Another victim, 24-year-old Laxshu Madkam, was quoted as saying: “It was complete mayhem, and people were running to save their lives. I received two cuts on my back. My motorbike was broken. The attackers broke 10 more motorbikes. They pulled the petrol pipes out of 20 more bikes and let the fuel flow.”

A video posted on YouTube shows some of the injured Christians being taken to a hospital.

Mandavi said some villagers had threatened his father about two months ago. “They planned to attack us, and nearly two months ago had even threatened that they will beat us. We know and recognize everyone who attacked us. Our relationship with them has been cordial historically, but we suspect that outsiders have provoked them against us.”

Mass attacks against Christian tribals were also carried out in the neighboring district of Kondagaon back in September.

In three separate attacks, tribal villagers vandalized 16 houses belonging to Christians from the same tribe and attacked at least one tribal Christian woman, according to StoriesAsia, which said most of the Christian women in those villages had been living alone as male family members had fled into jungles for safety at the time.

The Bilaspur High Court later passed an order in a Public Interest Litigation filed by 12 Christians to seek security for the displaced Christians, the U.S.-based persecution watchdog International Christian Concern reported at the time.

“A few men attacked me and tore my clothes,” a Christian woman was quoted as saying. 

“I kept pleading with them but they kept beating me. My only fault was that I follow Christianity,” said another woman. 

Tensions in the villages in Kondagaon began after a local tribal priest, identified as Lakum Poyam, claimed that a goddess of the tribe had claimed ownership over those villages.

“Our deity has ordered that all the tribal people in the neighboring villages be united together. I participated in all the meetings where the conversion of Christians to Hinduism was planned.

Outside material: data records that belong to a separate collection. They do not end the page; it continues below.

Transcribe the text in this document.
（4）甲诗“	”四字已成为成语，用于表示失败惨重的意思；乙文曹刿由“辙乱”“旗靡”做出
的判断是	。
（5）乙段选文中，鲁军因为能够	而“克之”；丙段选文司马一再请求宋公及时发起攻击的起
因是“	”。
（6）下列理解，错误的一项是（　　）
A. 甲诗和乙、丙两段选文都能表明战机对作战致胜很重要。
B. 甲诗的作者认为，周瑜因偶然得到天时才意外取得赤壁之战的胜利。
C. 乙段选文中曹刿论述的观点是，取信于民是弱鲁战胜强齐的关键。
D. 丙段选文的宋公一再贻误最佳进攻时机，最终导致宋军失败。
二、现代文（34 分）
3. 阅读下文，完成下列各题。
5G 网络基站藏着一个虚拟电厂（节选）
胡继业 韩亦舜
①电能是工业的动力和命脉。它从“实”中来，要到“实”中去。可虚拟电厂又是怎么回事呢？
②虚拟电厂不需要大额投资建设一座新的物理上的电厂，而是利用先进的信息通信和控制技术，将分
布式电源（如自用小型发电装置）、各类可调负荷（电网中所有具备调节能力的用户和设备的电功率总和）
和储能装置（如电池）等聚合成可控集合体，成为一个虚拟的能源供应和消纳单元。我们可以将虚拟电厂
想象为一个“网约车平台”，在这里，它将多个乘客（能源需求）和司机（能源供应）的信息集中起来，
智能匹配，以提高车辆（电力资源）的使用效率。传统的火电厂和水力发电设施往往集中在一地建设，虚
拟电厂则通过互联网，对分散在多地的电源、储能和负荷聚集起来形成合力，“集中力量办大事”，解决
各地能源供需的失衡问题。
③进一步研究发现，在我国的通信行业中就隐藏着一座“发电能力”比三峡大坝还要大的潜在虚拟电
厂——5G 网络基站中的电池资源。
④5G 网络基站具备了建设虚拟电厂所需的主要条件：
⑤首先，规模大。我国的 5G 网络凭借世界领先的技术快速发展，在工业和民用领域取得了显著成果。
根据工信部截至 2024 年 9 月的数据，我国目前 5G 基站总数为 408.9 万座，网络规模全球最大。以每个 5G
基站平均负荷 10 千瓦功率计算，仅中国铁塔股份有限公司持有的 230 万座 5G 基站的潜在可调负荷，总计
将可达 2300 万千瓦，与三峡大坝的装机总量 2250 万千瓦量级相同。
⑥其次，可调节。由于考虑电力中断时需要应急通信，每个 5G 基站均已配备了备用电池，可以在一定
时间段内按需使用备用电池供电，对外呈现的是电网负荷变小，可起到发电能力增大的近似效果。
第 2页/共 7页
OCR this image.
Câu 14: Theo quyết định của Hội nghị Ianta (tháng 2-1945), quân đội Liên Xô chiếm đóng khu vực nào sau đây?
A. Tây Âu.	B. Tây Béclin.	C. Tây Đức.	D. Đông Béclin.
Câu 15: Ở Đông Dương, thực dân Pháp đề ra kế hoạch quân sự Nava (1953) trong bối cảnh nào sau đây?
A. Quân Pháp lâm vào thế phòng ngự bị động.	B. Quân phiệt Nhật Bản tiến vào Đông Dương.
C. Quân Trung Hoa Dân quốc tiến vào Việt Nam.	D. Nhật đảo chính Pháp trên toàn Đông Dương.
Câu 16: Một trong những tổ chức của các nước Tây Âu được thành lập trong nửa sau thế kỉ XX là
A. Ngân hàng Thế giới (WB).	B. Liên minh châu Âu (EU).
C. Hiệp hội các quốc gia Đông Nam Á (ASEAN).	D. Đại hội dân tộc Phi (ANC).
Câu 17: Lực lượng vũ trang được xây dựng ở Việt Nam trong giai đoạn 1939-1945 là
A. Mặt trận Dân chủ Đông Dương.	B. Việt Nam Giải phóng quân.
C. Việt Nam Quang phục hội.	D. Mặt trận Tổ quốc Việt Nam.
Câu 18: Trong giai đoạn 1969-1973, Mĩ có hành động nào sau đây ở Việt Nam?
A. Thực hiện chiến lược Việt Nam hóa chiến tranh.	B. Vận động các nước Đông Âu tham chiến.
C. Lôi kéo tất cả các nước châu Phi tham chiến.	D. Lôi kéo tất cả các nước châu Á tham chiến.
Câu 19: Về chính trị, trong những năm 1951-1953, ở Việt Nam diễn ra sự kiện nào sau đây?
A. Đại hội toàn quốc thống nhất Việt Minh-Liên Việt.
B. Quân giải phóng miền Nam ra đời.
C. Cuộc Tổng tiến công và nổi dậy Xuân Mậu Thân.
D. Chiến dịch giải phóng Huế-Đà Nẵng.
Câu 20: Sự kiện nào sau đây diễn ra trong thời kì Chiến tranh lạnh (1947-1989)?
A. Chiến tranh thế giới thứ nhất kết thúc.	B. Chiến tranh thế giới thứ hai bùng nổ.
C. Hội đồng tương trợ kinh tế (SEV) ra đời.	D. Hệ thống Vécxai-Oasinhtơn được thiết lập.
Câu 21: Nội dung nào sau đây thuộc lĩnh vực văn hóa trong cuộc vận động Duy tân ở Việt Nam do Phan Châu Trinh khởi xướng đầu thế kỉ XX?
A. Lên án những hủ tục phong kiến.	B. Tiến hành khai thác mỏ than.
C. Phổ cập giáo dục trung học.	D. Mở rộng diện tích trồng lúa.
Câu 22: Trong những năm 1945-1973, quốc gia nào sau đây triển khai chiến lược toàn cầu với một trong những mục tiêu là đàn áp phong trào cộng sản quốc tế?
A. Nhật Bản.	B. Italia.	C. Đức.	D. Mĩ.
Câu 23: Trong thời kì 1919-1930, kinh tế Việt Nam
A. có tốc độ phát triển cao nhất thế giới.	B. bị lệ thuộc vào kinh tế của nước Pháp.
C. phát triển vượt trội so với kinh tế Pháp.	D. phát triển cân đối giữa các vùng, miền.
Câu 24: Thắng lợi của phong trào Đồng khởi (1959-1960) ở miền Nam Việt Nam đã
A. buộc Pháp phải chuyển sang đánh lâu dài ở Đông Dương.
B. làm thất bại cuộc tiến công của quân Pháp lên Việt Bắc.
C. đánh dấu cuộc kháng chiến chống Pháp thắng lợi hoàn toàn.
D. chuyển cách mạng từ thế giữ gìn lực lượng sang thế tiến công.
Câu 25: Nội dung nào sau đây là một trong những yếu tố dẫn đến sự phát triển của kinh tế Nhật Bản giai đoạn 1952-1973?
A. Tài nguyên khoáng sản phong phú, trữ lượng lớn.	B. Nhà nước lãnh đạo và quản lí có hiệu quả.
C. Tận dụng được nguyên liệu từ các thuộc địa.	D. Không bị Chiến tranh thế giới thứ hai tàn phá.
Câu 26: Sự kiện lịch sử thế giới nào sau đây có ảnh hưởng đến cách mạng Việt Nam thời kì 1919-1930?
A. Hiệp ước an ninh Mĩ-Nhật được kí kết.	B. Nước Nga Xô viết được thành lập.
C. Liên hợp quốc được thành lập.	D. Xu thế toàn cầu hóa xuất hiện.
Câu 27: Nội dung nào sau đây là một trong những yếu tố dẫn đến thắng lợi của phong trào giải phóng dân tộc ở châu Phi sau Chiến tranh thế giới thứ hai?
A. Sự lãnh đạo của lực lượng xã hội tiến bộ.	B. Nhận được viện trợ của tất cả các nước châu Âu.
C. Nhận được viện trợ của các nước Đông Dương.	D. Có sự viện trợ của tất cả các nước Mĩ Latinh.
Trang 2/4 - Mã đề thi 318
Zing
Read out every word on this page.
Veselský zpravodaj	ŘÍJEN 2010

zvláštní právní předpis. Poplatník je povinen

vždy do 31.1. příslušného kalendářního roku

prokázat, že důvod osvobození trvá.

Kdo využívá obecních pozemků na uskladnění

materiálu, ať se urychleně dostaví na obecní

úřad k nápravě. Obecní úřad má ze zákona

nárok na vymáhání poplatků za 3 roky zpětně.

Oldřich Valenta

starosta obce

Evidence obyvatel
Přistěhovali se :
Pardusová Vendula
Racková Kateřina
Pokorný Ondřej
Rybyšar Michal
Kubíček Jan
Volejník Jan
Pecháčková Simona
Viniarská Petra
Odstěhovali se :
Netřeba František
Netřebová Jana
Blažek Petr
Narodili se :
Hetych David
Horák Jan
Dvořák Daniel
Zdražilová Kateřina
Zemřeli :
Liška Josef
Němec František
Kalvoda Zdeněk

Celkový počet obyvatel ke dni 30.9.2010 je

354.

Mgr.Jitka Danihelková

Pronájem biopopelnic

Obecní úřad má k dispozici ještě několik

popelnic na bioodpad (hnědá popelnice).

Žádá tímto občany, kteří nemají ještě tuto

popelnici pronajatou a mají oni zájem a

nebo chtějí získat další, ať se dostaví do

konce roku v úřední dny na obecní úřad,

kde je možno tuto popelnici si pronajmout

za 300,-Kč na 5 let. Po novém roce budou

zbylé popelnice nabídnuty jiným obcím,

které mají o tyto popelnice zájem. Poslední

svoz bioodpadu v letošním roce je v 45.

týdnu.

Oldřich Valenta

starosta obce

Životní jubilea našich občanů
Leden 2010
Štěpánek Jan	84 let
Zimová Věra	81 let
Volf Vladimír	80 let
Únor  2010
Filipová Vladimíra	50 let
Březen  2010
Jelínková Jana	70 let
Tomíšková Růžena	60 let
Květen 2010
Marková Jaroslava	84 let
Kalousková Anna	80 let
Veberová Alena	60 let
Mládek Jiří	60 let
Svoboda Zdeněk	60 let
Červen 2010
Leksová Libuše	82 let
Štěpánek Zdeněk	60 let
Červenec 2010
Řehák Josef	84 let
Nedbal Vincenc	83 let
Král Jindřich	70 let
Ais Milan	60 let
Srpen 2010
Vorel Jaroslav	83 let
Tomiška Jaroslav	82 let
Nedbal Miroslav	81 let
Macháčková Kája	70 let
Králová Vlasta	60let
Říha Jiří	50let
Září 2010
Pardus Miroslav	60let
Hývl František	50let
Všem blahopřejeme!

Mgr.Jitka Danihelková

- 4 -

I have been telling the villagers about our goddess’ order for a while,” Poyam told StoriesAsia.

“I have a worship room in my house with a wooden structure in it. During the annual festival in the village, the goddess possesses the most suitable young man, who then carries that piece of wood. The wood then leads the man to a village, and the goddess then becomes the owner of that village,” he added.

“This shows that the ancestors of all these villages were the same. So how can anyone in those villages even think of practicing other religions?”

The attacks against tribal Christians are taking place amid radical Hindu groups’ campaign to stop the country’s tribal, or indigenous, people from converting to Christianity. These groups have been demanding that the government ban those who convert from receiving education and employment opportunities.

Most tribals do not identify as Hindus; they have diverse religious practices and many worship nature. However, the government’s Census deems them to be Hindu.

India is ranked at No. 10 on Open Doors’ 2020 World Watch List of the countries where it's most difficult to be a Christian. Open Doors notes that converts to Christianity from a Hindu background are “especially vulnerable to persecution” and are constantly under pressure to return to Hinduism.